Begitu kerangka itu mengucapkan kata-kata tersebut, tali yang mengikatnya ke tiang perlahan dilepaskan, dan ia jatuh, tetapi tidak langsung ke dinding. Ia mendarat dengan tepat di pantatnya di dinding berbentuk persegi dan mempertahankan posturnya tanpa jatuh atau roboh. Kerangka itu tampak seolah-olah sekarang sedang duduk di dinding.
—Et Veni. Tenebra dan perluasan desuper…
Kata-katanya tidak dapat diterjemahkan oleh alatnya, dan nyanyiannya yang tak dapat dipahami terus berlanjut. Chi-Woo mempererat cengkeramannya pada jimat itu untuk berjaga-jaga.

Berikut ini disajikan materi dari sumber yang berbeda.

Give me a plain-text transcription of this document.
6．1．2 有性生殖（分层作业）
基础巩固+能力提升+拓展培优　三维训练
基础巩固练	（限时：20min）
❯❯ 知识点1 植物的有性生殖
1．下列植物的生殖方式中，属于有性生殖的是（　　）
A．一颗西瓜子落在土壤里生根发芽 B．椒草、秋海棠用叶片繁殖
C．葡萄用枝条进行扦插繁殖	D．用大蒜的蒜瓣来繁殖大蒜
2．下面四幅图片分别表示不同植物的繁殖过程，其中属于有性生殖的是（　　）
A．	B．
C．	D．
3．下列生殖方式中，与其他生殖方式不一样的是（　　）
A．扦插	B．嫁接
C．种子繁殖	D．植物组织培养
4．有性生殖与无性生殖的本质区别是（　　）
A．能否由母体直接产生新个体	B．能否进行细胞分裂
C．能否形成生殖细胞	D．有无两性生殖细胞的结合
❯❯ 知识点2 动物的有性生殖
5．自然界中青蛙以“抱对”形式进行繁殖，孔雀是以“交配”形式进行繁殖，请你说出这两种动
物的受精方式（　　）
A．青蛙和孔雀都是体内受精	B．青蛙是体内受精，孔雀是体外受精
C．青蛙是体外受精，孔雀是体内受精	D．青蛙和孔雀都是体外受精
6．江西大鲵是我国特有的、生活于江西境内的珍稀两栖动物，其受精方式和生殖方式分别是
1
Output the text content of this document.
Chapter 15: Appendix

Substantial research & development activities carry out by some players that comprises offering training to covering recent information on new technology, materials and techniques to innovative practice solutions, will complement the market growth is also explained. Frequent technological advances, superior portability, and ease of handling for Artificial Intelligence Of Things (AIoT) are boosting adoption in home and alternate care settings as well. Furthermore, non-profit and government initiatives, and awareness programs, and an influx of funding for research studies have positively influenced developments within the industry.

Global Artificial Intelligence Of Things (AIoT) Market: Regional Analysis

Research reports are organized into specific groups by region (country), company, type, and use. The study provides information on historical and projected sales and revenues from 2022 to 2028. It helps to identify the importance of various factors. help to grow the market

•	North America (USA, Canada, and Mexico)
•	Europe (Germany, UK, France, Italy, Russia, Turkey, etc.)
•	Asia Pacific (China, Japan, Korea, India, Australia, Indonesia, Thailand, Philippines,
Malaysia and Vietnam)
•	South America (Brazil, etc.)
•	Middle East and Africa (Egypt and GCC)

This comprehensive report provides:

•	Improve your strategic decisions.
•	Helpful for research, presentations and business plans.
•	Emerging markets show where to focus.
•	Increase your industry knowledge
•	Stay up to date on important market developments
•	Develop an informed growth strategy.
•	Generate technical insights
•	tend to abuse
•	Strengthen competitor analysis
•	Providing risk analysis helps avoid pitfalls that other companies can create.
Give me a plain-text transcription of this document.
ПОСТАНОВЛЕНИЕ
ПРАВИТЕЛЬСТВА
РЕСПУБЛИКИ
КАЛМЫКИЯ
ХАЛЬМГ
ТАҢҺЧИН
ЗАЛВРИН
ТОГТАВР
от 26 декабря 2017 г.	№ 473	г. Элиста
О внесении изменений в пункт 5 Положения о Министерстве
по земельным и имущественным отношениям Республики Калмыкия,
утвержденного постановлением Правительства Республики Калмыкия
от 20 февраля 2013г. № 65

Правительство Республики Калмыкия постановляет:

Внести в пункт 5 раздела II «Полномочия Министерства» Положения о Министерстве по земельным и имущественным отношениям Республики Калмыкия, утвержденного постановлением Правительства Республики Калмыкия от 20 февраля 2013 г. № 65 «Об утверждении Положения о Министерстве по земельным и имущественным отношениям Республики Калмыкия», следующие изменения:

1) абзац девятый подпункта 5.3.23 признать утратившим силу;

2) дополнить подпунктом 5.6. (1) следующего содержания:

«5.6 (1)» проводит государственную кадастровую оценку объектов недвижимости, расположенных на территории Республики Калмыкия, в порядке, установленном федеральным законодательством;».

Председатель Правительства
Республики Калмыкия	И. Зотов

Swissssshhhhh…. Matanya menyipit saat melihat kegelapan turun dari langit. Kegelapan malam menyelimuti kerangka itu, dan perubahan terjadi perlahan. Tulang talusnya yang bulat dan menonjol kini tertutup daging merah muda pucat seperti buah persik. Kemudian kulit itu tumbuh dan segera menutupi betis dan paha kerangka itu dengan garis lembut, mencapai panggulnya dan membentuk lengkungan halus. Ketika warna kehidupan melewati pinggangnya, ia bergerak tajam ke arah yang berlawanan dan membentuk garis tipis dan lembut. Saat mencapai dadanya, ia menjadi gunung yang penuh, dan rambut tebal yang tumbuh dari kepalanya berkilauan seperti ebony, melewati pinggangnya dan menutupi pantatnya.
Setelah beberapa saat, cahaya yang dalam menyinari wajah dengan fitur lembut. Seperti bunga yang berdarah mekar dalam kegelapan, wanita muda itu perlahan membuka matanya. Mata merah terang yang berkilauan seperti kuarsa mawar menatap Chi-Woo.